Summary: The robustness of DiffSmooth benefits from majority voting, a mechanism that enables certifiable robustness. However, its smoothed classifier remains vulnerable to DiffHammer. Although DiffSmooth is robust to resubmit attacks, this occurs at the expense of significant computational cost.

DiffSmooth employs a smoothing classifier in the inner loop and a certification algorithm in the outer loop. The inner loop's smoothing classifier can be viewed as an aggregation of multiple 1-step DiffPure processes. We evaluated DiffSmooth's performance under the $\ell_2$-norm using a ResNet-110 model trained with Gaussian smoothing, adhering to the paper's parameter settings. As illustrated in Figure 1, DiffSmooth's classifier alone is not sufficiently robust; DiffHammer achieves worst-case robustness of 57.0% and 86.7% (out of 10 evaluations) with perturbation budgets of 0.5 and 1, respectively.

Table 1: Experiment results on DiffSmooth classifier

The outer loop's certification algorithm derives robustness through majority voting, providing a lower bound on DiffSmooth's robustness and resisting resubmit adversarial samples with small attack success rate. Although majority voting suppresses resubmit attacks, it encounters several issues:

1. Achieving theoretical certification requires a vast number of samples (N = 100,000), limiting its practicality.
2. DiffSmooth can falsely certify a class when DiffHammer submits adversarial samples with higher ASR. Our experiments show that DiffSmooth will even falsely certify DiffHammer-generated adversarial samples with a radius of 0.175.

Thank you for the valuable feedback, here's our response to the concerned problems.

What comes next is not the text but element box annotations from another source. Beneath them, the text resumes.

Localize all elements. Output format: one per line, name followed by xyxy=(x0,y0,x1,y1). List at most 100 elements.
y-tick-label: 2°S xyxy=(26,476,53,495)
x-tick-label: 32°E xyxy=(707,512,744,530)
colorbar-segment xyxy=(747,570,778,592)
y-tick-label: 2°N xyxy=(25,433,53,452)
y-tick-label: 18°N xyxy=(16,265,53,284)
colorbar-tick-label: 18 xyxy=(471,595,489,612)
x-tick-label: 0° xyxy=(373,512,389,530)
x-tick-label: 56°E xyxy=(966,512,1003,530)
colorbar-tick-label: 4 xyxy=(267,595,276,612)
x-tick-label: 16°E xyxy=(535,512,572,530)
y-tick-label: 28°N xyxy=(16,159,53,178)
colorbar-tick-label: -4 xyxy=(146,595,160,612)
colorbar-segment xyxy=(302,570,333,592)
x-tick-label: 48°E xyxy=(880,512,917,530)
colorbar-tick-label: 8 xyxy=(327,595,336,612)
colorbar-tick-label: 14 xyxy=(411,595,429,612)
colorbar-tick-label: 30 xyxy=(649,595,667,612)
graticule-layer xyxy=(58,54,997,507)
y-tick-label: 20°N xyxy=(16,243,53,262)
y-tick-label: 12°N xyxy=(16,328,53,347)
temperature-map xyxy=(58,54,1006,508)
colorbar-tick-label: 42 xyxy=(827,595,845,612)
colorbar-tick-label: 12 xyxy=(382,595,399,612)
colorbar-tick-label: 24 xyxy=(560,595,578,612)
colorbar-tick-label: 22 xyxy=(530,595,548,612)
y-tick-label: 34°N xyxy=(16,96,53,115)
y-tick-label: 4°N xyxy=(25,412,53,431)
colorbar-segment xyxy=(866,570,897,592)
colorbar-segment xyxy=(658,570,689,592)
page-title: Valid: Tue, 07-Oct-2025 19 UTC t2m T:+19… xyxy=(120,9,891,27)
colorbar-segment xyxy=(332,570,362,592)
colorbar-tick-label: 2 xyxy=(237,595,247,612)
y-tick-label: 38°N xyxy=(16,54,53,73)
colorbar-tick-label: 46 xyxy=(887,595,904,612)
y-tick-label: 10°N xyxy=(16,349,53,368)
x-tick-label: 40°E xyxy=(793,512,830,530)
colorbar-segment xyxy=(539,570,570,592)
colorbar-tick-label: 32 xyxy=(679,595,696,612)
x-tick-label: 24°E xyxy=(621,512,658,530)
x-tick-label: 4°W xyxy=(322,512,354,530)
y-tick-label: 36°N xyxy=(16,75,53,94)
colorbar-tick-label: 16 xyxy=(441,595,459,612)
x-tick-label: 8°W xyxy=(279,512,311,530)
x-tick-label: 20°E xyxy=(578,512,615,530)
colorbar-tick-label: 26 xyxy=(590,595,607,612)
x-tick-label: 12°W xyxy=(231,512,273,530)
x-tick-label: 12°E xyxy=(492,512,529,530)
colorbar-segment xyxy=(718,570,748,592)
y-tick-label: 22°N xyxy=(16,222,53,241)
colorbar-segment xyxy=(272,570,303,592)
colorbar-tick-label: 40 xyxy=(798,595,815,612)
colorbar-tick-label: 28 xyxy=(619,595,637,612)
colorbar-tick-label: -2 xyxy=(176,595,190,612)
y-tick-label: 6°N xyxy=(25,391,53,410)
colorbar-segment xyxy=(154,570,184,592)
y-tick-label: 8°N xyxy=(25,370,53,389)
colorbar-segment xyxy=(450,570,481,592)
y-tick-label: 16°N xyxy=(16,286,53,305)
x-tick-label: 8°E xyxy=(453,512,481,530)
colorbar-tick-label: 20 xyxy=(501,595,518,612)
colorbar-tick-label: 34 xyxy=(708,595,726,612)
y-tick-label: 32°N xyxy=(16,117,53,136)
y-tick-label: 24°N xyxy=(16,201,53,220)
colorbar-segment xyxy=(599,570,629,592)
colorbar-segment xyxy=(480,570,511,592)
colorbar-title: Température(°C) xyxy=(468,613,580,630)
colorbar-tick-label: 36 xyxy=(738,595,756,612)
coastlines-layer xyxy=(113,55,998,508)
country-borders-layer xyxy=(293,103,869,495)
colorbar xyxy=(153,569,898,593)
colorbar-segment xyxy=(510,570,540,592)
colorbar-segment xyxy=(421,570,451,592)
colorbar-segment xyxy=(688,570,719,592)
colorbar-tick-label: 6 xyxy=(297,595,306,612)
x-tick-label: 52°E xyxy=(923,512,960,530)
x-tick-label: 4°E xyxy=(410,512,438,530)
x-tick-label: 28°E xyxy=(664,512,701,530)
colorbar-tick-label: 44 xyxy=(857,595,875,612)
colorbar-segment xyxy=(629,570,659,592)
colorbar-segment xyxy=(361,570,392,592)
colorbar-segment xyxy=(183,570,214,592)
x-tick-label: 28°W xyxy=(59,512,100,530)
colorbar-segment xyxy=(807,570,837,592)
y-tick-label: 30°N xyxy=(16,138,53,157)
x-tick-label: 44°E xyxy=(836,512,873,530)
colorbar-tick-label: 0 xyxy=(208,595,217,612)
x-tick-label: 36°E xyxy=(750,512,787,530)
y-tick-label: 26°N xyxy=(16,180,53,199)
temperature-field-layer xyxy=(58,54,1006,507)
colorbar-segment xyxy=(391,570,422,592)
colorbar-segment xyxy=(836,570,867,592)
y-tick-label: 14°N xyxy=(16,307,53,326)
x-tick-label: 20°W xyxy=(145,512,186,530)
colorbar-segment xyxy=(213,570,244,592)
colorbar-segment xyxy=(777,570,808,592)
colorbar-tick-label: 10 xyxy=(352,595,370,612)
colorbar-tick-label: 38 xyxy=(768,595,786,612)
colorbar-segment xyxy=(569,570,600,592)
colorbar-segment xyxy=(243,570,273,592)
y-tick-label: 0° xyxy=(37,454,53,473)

Comparison with newer methods

Summary: We adhere to the literature's naming conventions for these methods, but our evaluation incorporates the enhancements proposed in $1,2$ (2023), upgrading PGD and AA to SOTA evaluation with exact gradients. Additionally, we test complementary attacks.

Stochastic and iterative algorithms for diffusion-based purification yield challenging gradients, so a line of works aimed at approximating gradients in attack algorithms. This includes the Adjoint method $3$ and Joint methods (score/full) $4$ . $1,2$ obtained exact gradients of DiffPure and GDMP via computational graph reconstruction, and we further derive exact gradients for the optimization in LM using the Hessian vector product trick. It was shown that approximate gradients lead to inadequate robustness evaluation in $1,2$ . Therefore, we utilize exact gradient algorithms as a better baseline, with complementary experiments on approximate gradients validating this point. We will clarify our evaluation in the paper.

Transfer-based attack DTI

We include a demonstration and discussion of DTI, a representative transfer-based attack approach. We will compare DTI's performance with other algorithms in Figures 4 and 5 of the paper. DTI performs well in transfer-based attacks, likely due to its emphasis on translation and transformation (scaling and affine) invariance. Since most stochastic purifications do not share vulnerabilities, assuming global optimality can invalidate some transfer-based algorithms (VMI and CWA). Whereas DTI does not rely on this assumption, but it only considers simple transformations such as translation and scaling, which limits its performance.

Typos and presentation issues

• Since the time spent per step is comparable for the different methods, we directly report the number of iterations required to reach 90% of the optimal metric. We will unify the statements as iterations rather than time to avoid ambiguity.
• We define the robustness of the defense as the proportion of data that is not misclassified in 10 resubmit attacks, which is 1-Wor.ASR (the proportion of attacks that succeed at least once).
• We will add horizontal and vertical axis labels to the image to enhance legibility.
• We will check and correct typos in the paper.

$1$ Robust Evaluation of Diffusion-Based Adversarial Purification, ICCV, 2023.

$2$ DiffAttack: Evasion Attacks Against Diffusion-Based Adversarial Purification, NeurIPS, 2023.

$3$ Diffusion models for adversarial purification, ICML, 2022.

$4$ Adversarial purification with score-based generative models, ICML, 2021.

We sincerely appreciate your acknowledgment and your positive feedback on our work!